In the SURMOUNT-1 clinical trial, tirzepatide at its highest dose (15 mg weekly) produced mean weight loss of 22.5% over 72 weeks in participants with obesity but without diabetes — the highest weight loss achieved by any anti-obesity medication in pivotal trials at the time. Participants in the SURPASS trial program for type 2 diabetes also showed superior HbA1c reductions compared to semaglutide 1 mg, with many achieving HbA1c levels below 5.7%, effectively reaching normoglycemia.

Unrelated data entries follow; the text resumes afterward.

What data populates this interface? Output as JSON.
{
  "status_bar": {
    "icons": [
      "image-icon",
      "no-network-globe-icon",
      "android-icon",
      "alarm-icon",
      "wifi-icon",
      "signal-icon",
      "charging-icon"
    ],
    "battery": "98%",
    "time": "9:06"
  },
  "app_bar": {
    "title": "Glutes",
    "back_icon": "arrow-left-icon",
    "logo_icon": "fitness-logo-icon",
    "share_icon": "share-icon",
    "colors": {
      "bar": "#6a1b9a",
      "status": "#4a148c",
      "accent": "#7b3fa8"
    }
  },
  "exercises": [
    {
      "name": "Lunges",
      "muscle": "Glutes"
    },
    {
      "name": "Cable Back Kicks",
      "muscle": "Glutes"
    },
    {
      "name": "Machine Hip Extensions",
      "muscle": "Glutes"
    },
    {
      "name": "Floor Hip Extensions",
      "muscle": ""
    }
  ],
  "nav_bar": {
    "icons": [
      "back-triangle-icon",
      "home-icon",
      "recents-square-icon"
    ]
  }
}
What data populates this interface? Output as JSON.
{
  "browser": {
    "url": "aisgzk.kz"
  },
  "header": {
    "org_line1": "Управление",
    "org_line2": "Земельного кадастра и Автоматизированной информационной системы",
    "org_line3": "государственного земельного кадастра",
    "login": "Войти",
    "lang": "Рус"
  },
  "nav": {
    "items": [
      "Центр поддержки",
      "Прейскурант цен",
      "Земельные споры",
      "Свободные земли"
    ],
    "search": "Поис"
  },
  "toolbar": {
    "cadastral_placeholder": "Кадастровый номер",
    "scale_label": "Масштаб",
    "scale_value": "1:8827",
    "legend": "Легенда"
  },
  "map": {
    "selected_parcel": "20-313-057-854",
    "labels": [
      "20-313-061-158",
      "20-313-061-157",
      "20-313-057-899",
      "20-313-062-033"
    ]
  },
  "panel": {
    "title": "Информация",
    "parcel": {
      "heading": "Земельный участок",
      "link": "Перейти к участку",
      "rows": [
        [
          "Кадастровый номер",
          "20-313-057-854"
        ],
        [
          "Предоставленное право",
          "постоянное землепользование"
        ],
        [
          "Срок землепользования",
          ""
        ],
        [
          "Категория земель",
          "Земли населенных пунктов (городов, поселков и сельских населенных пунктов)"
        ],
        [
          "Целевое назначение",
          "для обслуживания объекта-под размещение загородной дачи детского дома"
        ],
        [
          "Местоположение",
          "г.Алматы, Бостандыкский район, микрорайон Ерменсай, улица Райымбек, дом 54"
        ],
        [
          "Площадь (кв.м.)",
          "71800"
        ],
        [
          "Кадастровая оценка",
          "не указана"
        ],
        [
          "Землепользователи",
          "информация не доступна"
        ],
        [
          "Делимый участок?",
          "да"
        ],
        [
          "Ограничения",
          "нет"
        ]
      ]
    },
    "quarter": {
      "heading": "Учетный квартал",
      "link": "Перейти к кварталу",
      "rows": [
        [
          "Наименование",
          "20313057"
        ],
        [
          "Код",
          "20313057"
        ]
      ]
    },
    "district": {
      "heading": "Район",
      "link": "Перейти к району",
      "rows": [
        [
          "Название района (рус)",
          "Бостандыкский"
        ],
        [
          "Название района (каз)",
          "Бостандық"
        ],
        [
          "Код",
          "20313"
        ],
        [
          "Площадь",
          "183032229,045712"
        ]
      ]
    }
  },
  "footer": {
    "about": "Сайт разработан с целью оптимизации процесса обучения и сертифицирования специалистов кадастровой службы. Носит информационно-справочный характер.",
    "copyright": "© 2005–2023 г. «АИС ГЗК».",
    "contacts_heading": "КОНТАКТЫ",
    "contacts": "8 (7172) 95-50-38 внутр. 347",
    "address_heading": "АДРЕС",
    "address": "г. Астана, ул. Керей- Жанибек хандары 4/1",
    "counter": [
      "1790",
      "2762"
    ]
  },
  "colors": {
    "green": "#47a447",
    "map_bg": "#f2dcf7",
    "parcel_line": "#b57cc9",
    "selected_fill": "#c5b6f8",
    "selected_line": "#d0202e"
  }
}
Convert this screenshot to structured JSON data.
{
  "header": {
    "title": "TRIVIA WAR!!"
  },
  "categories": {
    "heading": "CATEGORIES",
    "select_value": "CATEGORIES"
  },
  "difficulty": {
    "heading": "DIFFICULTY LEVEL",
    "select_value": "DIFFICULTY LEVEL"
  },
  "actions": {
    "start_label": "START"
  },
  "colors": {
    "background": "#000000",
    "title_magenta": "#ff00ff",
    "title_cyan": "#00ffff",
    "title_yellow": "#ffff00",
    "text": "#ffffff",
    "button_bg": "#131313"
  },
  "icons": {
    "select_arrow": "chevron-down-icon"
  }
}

The mechanism by which GIP receptor agonism contributes to weight loss was initially surprising to researchers, as GIP was historically considered an obesogenic hormone. Current understanding suggests that at pharmacological levels, GIP receptor activation in the brain may complement GLP-1 effects on appetite suppression, while also improving lipid metabolism and fat distribution. Tirzepatide has also shown favorable effects on cardiovascular risk factors including blood pressure, triglycerides, and inflammatory markers.
Tirzepatide is marketed as Mounjaro for type 2 diabetes and Zepbound for chronic weight management. Like semaglutide, it has experienced enormous demand and periodic supply constraints. Ongoing research is evaluating tirzepatide for heart failure with preserved ejection fraction, obstructive sleep apnea, NASH, and other obesity-related conditions.